The increasing deployment of Large Language Model (LLM) inference on edge AI systems demands efficient execution under tight memory budgets. A key challenge arises from Key-Value (KV) caches, which often exceed available device memory. Although NVMe-based offloading offers scalable capacity, existing file-based designs rely heavily on the kernel page cache, leading to cache thrashing, unpredictable latency, and high software overhead under memory pressure. We present DUAL-BLADE, a dual-path KV residency framework that dynamically assigns KV tensors to either a page-cache path or an NVMe-direct path based on runtime memory availability. The NVMe-direct path bypasses the filesystem by mapping KV tensors to contiguous logical block address (LBA) regions, enabling low-overhead direct storage access.
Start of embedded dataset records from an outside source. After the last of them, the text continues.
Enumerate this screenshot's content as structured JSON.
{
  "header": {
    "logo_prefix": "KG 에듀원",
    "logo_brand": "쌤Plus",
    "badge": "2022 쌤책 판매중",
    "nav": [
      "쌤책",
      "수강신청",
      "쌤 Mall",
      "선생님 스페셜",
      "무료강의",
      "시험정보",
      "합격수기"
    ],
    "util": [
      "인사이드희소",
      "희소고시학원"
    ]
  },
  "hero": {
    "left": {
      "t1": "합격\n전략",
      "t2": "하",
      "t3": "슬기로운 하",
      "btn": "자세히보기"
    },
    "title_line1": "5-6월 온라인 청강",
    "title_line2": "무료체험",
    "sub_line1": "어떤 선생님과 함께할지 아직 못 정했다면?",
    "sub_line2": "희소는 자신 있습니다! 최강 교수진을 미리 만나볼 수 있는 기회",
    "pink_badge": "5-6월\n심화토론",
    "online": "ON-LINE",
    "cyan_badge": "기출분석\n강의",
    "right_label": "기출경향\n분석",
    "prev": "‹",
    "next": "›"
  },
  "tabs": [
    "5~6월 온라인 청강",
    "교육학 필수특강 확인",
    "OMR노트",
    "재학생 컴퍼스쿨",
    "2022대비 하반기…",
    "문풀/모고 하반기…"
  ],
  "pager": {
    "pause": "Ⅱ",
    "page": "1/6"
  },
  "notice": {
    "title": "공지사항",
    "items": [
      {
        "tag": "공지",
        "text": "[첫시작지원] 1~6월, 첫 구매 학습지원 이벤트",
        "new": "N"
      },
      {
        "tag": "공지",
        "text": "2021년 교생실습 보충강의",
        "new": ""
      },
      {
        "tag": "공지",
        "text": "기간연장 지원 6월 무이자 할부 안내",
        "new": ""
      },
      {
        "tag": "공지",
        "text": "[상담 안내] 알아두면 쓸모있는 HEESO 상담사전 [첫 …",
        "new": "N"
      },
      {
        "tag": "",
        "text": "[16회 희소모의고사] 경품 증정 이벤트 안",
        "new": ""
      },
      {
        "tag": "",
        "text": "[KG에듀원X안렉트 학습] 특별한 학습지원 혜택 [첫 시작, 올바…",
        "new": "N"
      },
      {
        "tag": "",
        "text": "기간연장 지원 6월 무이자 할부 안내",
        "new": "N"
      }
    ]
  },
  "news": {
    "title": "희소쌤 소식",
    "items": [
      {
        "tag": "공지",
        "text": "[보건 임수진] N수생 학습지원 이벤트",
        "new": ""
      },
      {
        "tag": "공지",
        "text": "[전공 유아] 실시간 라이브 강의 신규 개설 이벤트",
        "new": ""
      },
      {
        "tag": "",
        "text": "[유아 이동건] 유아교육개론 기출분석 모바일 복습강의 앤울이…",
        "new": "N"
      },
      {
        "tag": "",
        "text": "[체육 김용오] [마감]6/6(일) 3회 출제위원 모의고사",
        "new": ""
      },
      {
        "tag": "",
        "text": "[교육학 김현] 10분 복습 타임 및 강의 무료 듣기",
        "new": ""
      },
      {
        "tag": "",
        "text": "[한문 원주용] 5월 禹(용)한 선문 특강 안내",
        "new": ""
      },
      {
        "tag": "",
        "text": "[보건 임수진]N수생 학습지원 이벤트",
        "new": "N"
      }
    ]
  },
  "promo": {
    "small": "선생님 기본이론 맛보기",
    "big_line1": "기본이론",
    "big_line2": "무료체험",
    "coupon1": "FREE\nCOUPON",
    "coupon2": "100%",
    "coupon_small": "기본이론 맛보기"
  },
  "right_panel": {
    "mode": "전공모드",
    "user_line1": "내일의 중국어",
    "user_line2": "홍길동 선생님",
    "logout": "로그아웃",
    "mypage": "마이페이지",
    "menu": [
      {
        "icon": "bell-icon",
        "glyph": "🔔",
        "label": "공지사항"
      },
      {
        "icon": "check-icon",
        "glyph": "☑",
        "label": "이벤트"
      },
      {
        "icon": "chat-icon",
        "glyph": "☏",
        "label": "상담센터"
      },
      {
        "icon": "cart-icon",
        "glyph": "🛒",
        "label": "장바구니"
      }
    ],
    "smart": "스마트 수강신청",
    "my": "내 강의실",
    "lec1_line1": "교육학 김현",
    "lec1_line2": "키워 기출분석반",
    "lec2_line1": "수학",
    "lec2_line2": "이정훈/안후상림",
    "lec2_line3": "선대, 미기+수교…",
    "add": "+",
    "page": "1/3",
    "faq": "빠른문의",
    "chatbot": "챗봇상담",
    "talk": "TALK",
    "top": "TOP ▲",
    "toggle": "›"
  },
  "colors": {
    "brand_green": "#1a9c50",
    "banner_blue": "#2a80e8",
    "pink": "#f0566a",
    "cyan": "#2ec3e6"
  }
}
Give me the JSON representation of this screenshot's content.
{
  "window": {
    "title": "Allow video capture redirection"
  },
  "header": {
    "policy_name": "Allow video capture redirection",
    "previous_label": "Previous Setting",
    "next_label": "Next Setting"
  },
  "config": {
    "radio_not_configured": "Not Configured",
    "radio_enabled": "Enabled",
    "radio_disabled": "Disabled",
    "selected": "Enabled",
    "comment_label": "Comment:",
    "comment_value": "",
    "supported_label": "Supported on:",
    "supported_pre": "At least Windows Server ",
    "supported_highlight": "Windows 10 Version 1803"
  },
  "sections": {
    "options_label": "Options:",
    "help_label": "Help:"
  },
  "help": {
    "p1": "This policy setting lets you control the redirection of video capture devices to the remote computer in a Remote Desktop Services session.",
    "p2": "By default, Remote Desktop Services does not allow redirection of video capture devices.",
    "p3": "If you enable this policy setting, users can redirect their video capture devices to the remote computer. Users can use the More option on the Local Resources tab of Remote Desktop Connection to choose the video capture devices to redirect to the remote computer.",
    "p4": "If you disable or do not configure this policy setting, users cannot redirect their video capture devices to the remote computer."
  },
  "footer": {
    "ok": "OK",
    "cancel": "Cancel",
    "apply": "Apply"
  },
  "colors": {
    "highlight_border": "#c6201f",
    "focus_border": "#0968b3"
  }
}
DUAL-BLADE further incorporates adaptive pipeline parallelism to overlap storage I/O with GPU DMA, improving inference throughput. Our evaluation shows that DUAL-BLADE substantially mitigates I/O bottlenecks, reducing prefill and decode latency by up to 33.1% and 42.4%, respectively, while improving SSD utilization by 2.2x across diverse memory budgets.